Each Saturday morning, the Palazzo Colonna throws open its doors (or at least the doors of its magnificent gallery) to the public. The Galleria Colonnais one of the largest private art collections in Rome. The gallery was created to celebrate the victory of the Christian fleet over the Turks at the Battle of Lepanto, in 1571. The commander of the Papal fleet, Marcantonio II Colonna (1535-84), is depicted on the ceilings of both the Sala Grande and the Sala della Colonna Bellica.
The gallery is extravagantly decorated in the Baroque style, with the characteristic surfeit of gilded surfaces. It was commissioned in the mid 1600s by Cardinal Girolamo I Colonna and his nephew Lorenzo Onofrio Colonna, and inaugurated by Lorenzo Onofrio’s son, Philip II, in 1700.
Embedded in the short flight of steps, which leads down to the magnificent Salone Grande, is a cannonball!

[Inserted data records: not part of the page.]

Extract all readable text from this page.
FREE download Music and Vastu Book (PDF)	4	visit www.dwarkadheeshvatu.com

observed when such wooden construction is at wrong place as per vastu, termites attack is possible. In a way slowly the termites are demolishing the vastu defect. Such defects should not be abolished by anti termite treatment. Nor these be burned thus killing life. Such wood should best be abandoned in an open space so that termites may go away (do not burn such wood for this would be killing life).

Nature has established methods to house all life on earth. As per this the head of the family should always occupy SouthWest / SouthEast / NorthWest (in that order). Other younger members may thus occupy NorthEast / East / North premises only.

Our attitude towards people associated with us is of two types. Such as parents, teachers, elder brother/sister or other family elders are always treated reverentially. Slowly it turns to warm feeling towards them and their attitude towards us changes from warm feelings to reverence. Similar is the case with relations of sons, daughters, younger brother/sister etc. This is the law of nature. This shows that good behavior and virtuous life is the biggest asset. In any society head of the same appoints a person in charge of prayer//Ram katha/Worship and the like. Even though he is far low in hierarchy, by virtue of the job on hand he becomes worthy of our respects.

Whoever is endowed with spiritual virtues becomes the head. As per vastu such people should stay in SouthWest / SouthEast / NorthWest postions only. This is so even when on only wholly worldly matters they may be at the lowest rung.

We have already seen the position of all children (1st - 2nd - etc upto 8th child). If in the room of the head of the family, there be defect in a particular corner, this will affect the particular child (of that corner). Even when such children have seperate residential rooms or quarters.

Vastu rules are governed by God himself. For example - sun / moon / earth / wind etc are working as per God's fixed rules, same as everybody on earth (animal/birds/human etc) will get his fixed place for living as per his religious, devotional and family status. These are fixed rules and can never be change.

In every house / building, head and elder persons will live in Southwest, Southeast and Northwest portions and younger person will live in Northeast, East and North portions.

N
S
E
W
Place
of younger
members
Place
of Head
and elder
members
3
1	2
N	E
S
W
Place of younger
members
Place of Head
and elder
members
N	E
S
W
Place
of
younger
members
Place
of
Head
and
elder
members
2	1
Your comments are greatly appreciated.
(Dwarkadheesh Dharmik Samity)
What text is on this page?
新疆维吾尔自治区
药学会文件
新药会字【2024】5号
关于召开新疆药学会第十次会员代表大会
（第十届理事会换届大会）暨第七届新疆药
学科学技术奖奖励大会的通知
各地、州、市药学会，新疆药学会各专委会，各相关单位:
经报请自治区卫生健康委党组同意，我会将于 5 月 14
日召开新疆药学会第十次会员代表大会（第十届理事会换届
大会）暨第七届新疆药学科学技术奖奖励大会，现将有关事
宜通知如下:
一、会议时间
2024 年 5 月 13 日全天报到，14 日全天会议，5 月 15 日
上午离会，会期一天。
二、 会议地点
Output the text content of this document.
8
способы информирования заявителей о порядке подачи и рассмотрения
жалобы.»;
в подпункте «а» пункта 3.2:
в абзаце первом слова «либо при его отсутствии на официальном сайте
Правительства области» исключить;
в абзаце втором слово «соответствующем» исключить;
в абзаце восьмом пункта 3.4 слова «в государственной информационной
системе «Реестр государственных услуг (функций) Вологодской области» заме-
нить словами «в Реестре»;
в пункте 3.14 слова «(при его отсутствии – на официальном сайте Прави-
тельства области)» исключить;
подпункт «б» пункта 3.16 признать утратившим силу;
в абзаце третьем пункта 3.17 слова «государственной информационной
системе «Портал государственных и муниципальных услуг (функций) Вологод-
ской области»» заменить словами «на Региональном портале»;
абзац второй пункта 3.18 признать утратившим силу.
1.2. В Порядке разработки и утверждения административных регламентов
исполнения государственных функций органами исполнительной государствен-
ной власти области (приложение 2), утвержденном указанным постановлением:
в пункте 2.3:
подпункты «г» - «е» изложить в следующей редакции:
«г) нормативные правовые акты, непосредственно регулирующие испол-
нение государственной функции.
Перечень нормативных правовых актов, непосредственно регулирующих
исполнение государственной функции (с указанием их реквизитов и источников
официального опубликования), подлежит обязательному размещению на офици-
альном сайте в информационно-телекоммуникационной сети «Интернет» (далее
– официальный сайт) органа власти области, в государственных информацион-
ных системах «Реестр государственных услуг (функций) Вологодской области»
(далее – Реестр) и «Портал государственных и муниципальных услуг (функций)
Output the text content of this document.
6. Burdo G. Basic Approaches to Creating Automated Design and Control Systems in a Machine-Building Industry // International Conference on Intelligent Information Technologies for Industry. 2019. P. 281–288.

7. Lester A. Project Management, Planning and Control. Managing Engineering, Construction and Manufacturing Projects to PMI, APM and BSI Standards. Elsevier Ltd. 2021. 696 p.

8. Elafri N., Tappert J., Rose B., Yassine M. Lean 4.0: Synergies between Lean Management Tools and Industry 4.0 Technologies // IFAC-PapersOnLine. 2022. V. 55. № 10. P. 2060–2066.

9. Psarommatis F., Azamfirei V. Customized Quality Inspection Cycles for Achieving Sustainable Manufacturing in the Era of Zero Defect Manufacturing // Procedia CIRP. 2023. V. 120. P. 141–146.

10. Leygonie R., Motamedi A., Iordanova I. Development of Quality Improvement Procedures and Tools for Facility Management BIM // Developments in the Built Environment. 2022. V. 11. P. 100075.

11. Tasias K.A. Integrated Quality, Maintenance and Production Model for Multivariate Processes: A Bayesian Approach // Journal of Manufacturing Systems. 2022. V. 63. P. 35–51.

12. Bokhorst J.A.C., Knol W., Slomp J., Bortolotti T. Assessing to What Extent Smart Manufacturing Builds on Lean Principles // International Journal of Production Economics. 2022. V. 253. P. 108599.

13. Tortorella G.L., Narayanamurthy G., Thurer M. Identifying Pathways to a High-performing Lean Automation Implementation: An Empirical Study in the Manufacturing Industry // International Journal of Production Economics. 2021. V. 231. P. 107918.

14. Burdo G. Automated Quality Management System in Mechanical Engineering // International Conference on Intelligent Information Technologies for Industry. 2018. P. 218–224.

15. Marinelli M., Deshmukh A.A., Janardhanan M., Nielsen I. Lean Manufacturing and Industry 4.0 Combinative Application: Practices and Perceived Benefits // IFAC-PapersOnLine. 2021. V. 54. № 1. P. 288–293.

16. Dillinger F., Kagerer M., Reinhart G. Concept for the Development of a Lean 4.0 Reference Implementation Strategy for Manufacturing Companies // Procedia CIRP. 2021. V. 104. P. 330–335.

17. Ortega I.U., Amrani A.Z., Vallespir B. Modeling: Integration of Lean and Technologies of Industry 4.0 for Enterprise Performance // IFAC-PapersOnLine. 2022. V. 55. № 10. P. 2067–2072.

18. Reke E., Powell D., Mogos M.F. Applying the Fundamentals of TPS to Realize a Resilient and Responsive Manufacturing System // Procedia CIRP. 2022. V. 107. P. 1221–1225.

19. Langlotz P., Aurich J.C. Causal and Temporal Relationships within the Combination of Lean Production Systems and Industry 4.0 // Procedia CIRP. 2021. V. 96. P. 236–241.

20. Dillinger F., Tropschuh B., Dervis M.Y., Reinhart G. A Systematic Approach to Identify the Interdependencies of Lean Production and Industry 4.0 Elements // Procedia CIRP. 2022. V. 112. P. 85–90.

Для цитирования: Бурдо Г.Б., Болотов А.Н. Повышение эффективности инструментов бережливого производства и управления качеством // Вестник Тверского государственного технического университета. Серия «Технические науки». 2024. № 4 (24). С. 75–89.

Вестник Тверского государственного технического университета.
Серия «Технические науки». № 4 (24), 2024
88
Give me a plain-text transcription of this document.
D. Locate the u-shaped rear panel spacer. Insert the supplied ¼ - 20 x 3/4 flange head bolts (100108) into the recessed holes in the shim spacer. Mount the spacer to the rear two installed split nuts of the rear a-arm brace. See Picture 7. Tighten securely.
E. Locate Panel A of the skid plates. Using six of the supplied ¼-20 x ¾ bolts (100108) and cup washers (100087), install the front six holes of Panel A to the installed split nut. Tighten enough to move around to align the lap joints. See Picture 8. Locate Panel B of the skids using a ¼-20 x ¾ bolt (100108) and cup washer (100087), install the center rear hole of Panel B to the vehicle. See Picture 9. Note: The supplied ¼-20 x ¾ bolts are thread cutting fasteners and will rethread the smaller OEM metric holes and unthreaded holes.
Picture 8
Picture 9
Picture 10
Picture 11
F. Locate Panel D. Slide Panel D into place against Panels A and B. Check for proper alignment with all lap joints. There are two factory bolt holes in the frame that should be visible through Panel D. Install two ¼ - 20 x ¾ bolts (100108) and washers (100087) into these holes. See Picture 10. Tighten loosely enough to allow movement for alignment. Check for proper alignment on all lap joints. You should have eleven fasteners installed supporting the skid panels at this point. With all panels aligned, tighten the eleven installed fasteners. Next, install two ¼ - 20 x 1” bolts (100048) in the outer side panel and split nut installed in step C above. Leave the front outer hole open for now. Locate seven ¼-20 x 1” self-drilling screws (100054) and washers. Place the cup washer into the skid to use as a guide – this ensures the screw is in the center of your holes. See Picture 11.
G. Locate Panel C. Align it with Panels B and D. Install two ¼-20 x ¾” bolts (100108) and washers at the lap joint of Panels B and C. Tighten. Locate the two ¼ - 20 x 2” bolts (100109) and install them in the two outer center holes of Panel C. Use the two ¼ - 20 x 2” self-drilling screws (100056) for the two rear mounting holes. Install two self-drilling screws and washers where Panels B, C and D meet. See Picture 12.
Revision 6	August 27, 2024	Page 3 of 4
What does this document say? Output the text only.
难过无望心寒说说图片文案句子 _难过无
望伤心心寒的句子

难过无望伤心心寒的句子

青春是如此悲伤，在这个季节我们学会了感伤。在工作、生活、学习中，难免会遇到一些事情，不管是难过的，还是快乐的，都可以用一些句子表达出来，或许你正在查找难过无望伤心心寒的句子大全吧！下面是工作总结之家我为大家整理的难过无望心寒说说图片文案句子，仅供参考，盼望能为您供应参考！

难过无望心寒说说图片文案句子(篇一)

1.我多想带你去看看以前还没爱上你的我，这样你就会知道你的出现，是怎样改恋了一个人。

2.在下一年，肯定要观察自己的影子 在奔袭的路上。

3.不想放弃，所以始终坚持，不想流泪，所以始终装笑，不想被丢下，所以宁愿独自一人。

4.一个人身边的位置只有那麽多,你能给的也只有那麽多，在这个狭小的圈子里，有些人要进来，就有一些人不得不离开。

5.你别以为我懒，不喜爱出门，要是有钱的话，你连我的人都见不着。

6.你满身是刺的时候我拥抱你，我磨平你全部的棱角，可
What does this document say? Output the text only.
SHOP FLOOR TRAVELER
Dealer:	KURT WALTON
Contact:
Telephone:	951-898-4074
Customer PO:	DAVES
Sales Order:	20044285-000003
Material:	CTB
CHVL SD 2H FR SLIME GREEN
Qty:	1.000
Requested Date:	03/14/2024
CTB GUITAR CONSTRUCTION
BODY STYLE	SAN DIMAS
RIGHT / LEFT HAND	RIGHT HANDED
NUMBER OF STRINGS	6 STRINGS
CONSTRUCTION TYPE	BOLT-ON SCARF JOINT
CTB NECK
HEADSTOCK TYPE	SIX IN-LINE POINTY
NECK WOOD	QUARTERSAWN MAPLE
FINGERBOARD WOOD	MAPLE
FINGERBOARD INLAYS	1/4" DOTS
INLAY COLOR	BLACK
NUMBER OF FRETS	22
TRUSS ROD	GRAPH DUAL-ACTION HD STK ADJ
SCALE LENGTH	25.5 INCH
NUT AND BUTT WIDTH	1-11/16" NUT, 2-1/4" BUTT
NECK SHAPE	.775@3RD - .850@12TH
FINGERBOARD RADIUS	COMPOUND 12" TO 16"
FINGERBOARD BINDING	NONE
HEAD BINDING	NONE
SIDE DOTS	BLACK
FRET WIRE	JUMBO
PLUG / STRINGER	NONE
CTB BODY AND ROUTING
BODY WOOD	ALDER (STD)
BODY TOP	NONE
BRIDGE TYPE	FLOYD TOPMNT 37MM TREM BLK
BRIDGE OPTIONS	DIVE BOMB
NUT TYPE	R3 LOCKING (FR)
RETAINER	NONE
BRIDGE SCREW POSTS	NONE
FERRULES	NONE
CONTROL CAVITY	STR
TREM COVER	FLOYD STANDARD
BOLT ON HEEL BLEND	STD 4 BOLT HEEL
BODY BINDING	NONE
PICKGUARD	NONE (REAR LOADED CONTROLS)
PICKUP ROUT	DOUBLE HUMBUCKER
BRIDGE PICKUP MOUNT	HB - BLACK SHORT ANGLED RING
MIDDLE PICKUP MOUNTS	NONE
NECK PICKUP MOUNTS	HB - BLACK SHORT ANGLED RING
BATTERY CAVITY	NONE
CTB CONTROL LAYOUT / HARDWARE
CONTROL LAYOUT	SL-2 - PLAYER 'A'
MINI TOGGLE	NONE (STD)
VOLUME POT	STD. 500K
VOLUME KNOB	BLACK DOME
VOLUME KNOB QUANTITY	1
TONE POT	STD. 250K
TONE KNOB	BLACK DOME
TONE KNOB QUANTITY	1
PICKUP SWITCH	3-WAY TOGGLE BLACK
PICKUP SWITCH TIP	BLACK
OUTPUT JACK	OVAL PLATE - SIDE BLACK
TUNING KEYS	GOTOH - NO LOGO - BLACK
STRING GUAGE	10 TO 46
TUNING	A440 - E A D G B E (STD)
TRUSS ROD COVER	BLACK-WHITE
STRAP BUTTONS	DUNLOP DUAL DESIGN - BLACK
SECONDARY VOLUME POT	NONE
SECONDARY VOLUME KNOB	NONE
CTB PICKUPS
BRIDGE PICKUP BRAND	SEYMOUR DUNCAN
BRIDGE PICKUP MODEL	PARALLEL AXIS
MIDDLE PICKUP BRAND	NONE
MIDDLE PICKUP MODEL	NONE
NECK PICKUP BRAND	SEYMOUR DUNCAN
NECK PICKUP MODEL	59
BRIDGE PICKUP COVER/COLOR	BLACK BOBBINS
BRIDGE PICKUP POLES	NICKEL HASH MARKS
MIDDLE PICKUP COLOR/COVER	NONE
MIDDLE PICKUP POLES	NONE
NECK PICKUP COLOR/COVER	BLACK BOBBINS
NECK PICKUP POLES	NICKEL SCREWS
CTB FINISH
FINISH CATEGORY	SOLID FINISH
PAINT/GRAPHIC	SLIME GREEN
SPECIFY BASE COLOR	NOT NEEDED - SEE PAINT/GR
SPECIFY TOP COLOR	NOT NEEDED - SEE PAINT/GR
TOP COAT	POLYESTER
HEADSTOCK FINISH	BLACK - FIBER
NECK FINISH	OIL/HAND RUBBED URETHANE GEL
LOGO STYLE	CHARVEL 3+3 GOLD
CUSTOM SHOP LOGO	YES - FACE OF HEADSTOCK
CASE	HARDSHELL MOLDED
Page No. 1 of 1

It was fired from the Janiculum Hill by French troops on June 24th, 1849, during the short-lived Roman Republic. It has never been removed.
The fresco on the ceiling of the Sala della Colonna Bellica is by Giuseppe Chiari (1654-1727) and depicts the Apotheosis of Admiral Marcantonio II Colonna (1698-1700). The admiral commanded the pope’s fleet at the Battle of Lepanto, which took place on October 7th, 1571.